The FCA’s focus on evidence
In supervisory conversations, the FCA is increasingly asking firms to demonstrate proof in four key areas.
- Decision-making. Firms are expected to show how data, MI and customer feedback influence real decisions. This includes changes to underwriting criteria, adjustments to collections strategies, or interventions in distribution chains.
- Learning. The FCA wants to see evidence that firms learn from complaints, arrears trends and poor outcomes. Repeated issues without meaningful change are a red flag.
- Consistency. Frameworks should operate consistently across products, channels and customer types. Where vulnerable customers receive different outcomes depending on how they engage with the firm, supervisors will probe why.
- Governance. Boards are expected to understand and challenge outcomes, not just approve policies. Minutes, actions and follow-up matter far more than high-level assurances.
Where firms often fall into the “framework trap”
A common issue the FCA continues to see is firms producing detailed policies that are poorly embedded operationally. Staff may not fully understand them, systems may not support them, and MI may not test whether they are working.
Another recurring problem is fragmentation. Different teams may own different parts of the customer journey, with no clear line of sight over how those parts interact. As a result, risks identified in collections may never feed back into underwriting, or issues in promotions may not influence distribution strategy.

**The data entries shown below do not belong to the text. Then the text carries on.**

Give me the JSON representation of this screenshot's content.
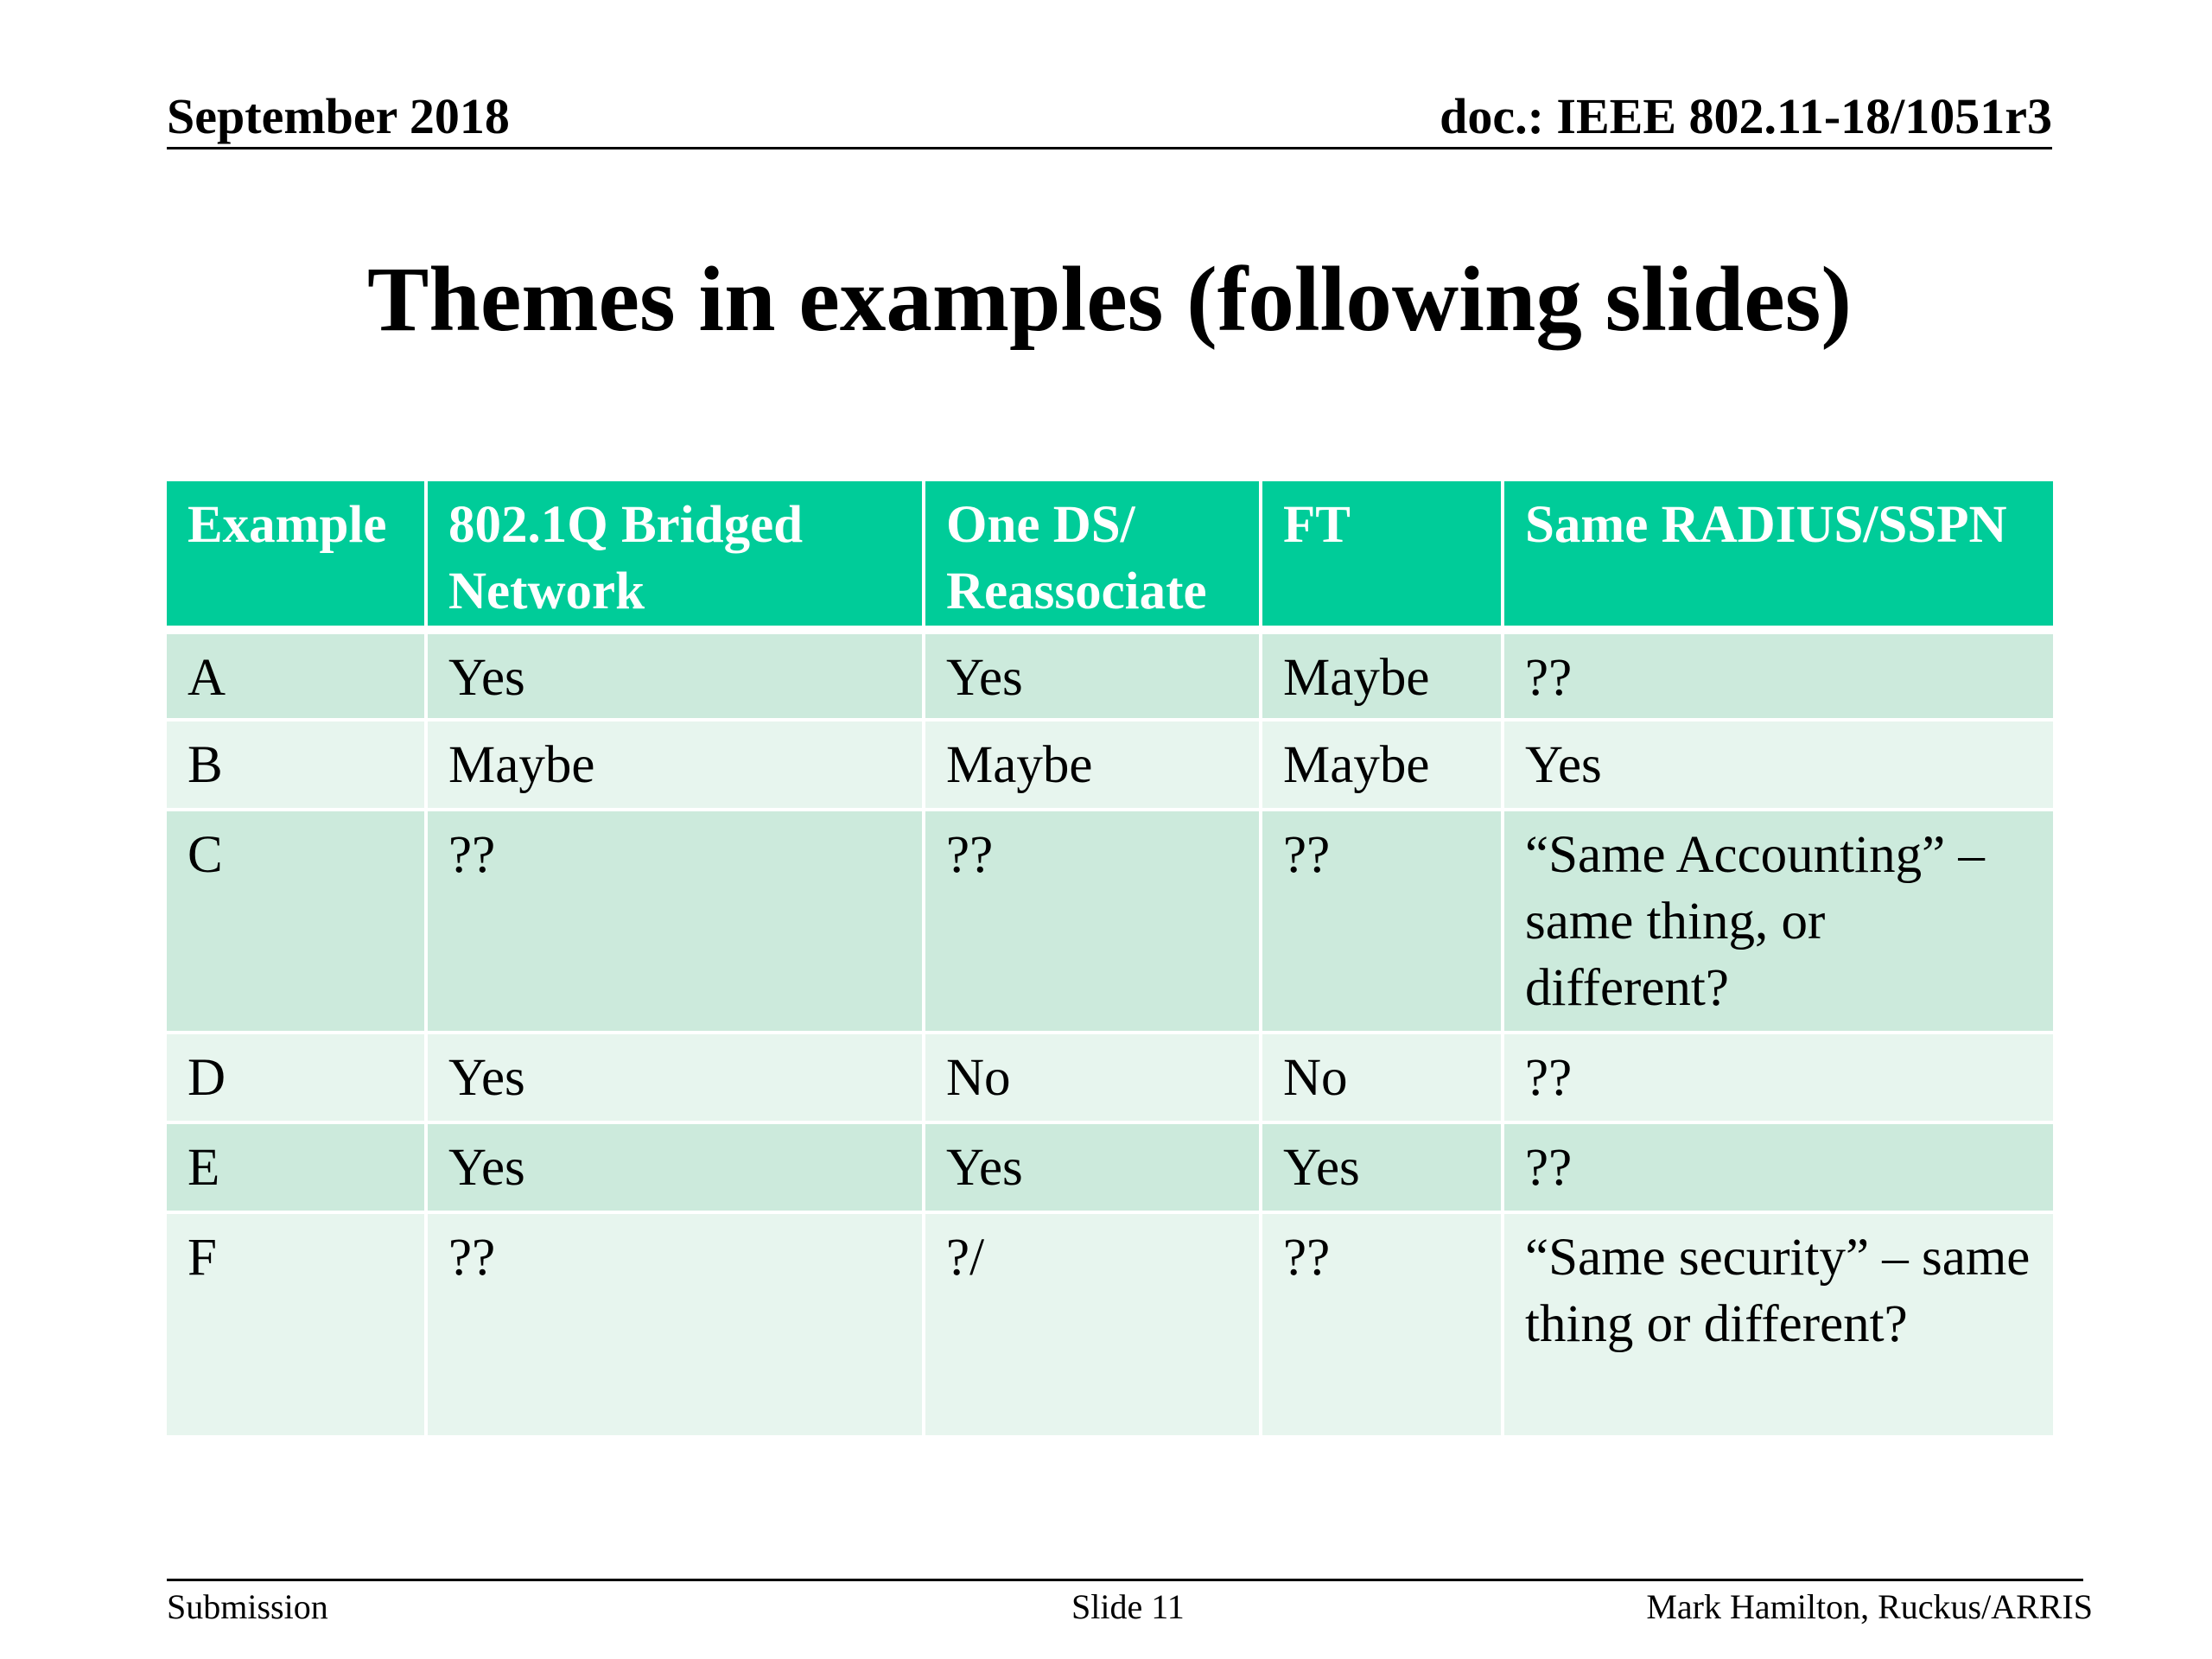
{
  "header": {
    "date": "September 2018",
    "doc": "doc.: IEEE 802.11-18/1051r3"
  },
  "title": "Themes in examples (following slides)",
  "table": {
    "columns": [
      "Example",
      "802.1Q Bridged Network",
      "One DS/ Reassociate",
      "FT",
      "Same RADIUS/SSPN"
    ],
    "rows": [
      [
        "A",
        "Yes",
        "Yes",
        "Maybe",
        "??"
      ],
      [
        "B",
        "Maybe",
        "Maybe",
        "Maybe",
        "Yes"
      ],
      [
        "C",
        "??",
        "??",
        "??",
        "“Same Accounting” – same thing, or different?"
      ],
      [
        "D",
        "Yes",
        "No",
        "No",
        "??"
      ],
      [
        "E",
        "Yes",
        "Yes",
        "Yes",
        "??"
      ],
      [
        "F",
        "??",
        "?/",
        "??",
        "“Same security” – same thing or different?"
      ]
    ]
  },
  "footer": {
    "left": "Submission",
    "center": "Slide 11",
    "right": "Mark Hamilton, Ruckus/ARRIS"
  }
}
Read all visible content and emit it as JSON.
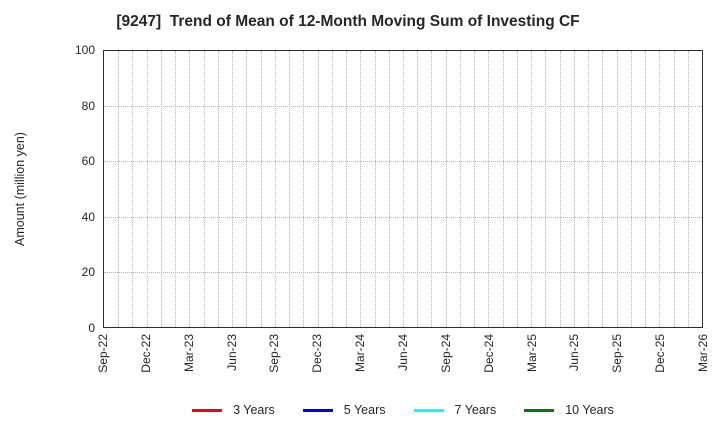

From the FCA’s perspective, this is not a documentation problem — it is an operating model problem.
Consumer Duty has raised the bar
Consumer Duty has accelerated the move away from framework-only compliance. The Duty explicitly requires firms to monitor outcomes and take action where harm is identified or foreseeable.
This means firms must be able to demonstrate:
- How outcomes are defined and measured,
- How poor outcomes are identified,
- What action is taken in response, and
- How effectiveness is reviewed over time.
Firms that rely on annual reviews or static attestations struggle to meet this expectation. The FCA increasingly expects ongoing monitoring and adjustment.
The role of supervision
The FCA’s preference for supervision over enforcement has reinforced this shift. Supervisors now use routine engagement to test whether firms understand their own operations.
When firms cannot explain how a framework performs in practice — or cannot evidence change following issues — supervisory pressure increases. Over time, this can lead to remediation programmes, skilled person reviews or restrictions on activity, even in the absence of a formal breach.
In this context, the absence of proof becomes a risk in itself.
What good looks like now
Firms that are adapting successfully have reframed compliance as an evidence exercise rather than a documentation exercise.
They use MI to tell a story about customer outcomes. They connect insights across the customer lifecycle. They ensure frontline teams understand not just what the rules are, but why they exist. And they ensure Boards are actively engaged in reviewing and challenging outcomes.
Crucially, they can demonstrate how issues identified in January, in collections, or in distribution chains lead to tangible change later in the year.
Why this matters for senior management
For directors and senior managers, this shift has practical implications. Accountability under SM&CR and Consumer Duty increasingly turns on whether individuals can show that they took reasonable steps to understand and address risks.
Approving policies is no longer sufficient. Senior leaders must be able to demonstrate oversight, challenge and action — supported by evidence.
How ALPH helps firms move from policy to proof
ALPH Legal & Compliance works with consumer credit firms to bridge the gap between framework design and operational reality. We support firms with outcome testing, MI reviews, governance assessments, Consumer Duty assurance and supervisory readiness work.
In 2026, compliance is no longer about having the right documents. It is about being able to prove that those documents drive better outcomes. Firms that recognise that shift now will be far better placed to withstand regulatory scrutiny and build sustainable businesses.